Cette transition aura comme organe législatif un Conseil national de 121 membres composé de l’ensemble de forces vives de la nation (forces armées et de sécurité, associations et organisations de la société civile, confession religieuses, notabilités, faitières de la presse, groupes et mouvements armés). Cet organe désignera son président à l’interne.
La Feuille de route de la transition comporte six axes qui prennent en compte la sécurisation et la lutte contre le terrorisme, l’amélioration de la gouvernance, la refondation du système éducatif du pays, les reformes politiques et institutionnelles, l’adoption d’un pacte de stabilité sociale et l’organisation des élections générales.

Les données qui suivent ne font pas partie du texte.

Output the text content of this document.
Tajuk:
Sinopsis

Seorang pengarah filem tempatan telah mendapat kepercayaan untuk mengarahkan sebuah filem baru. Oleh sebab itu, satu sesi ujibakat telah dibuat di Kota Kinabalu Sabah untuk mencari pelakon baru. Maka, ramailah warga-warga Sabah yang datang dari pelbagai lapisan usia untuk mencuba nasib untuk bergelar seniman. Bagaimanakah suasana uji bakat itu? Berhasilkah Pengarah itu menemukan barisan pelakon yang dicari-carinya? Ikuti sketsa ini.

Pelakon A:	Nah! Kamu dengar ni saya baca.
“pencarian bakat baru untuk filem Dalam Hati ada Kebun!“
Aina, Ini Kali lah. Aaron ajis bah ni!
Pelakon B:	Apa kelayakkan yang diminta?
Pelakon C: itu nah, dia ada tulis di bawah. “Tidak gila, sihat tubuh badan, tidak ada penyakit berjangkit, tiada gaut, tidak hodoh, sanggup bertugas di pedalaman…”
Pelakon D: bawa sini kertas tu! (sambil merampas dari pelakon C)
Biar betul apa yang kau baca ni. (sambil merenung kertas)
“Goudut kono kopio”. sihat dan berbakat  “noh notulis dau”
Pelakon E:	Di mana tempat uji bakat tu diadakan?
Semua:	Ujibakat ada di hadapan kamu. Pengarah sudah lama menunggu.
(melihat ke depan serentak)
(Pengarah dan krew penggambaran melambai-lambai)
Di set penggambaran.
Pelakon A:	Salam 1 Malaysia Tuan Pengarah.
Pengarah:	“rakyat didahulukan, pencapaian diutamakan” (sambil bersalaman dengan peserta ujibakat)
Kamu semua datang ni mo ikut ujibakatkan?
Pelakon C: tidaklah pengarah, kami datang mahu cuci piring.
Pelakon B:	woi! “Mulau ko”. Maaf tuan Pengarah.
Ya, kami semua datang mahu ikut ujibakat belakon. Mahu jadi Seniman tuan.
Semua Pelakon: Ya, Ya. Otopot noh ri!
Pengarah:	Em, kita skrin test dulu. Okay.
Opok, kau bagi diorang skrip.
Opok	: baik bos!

Dans un bref discours de clôture le président du CNSP, Colonel Assimi Goïta, s’est félicité de l’esprit qui a animé ces assises et a pris l’engagement que la junte veillera rigoureusement à la mise en œuvre des documents validés par les participants de ces concertations nationales. «Nous nous engageons à mettre en œuvre l’ensemble de ces résolutions pour le bonheur du Peuple malien…», a déclaré le Colonel Goïta. Et cela d’autant plus, a-t-il reconnu, les résultats auxquels les participants sont parvenus l’autorisent à «espérer à l’avènement d’un Mali nouveau, de justice, d’équité et démocratique».
Le président du CNSP a également sollicité «la compréhension et l’appui de la Communauté internationale pour la mise en œuvre diligente et correcte de la Charte et de la Feuille de route de la transition». A noter que les membres du CNSP et tous les acteurs ayant participé aux avènements allant du 18 août dernier à l’investiture du président de la transition bénéficient de l’immunité juridictionnelle.
Qui doit diriger la transition ? Les trois jours de débats aux assises de Bamako n’ont pas tranché la question. Finalement, c’est un collège que le CNSP doit mettre rapidement en place qui va décider. Che choix demeure un dilemme cornélien et d’autant plus, comme l’a rappelé un participant dans les coulisses de la concertation, on trouvera difficilement un consensus sur le choix d’un civil. Quel que soit celui ou celle qu’on va choisir, la personne aura toujours un problème de légitimité de la part d’une frange de la classe politique ou de la société civile.
«S’il est issu du M5-RFP, les autres forces ne le verront peut-être pas d’un bon œil. Issu de la CMAS, le M5-RFP et les autres s’étoufferont de rage. Pris dans la société civile, les politiciens râleront certainement. Choisi chez les religieux ou chez la diaspora malienne, le mal sera infini pour les autres», analyse Modibo Babo, professeur d’université. Et de conclure, en souhaitant, «comme alors dans la danse mortelle, laissons le batteur jouer sa partition c’est-à-dire la junte qui a pris le pouvoir. Qui d’autre peut être plus neutre et nous éviter les difficultés liées au choix consensuel que le président du CNSP ?».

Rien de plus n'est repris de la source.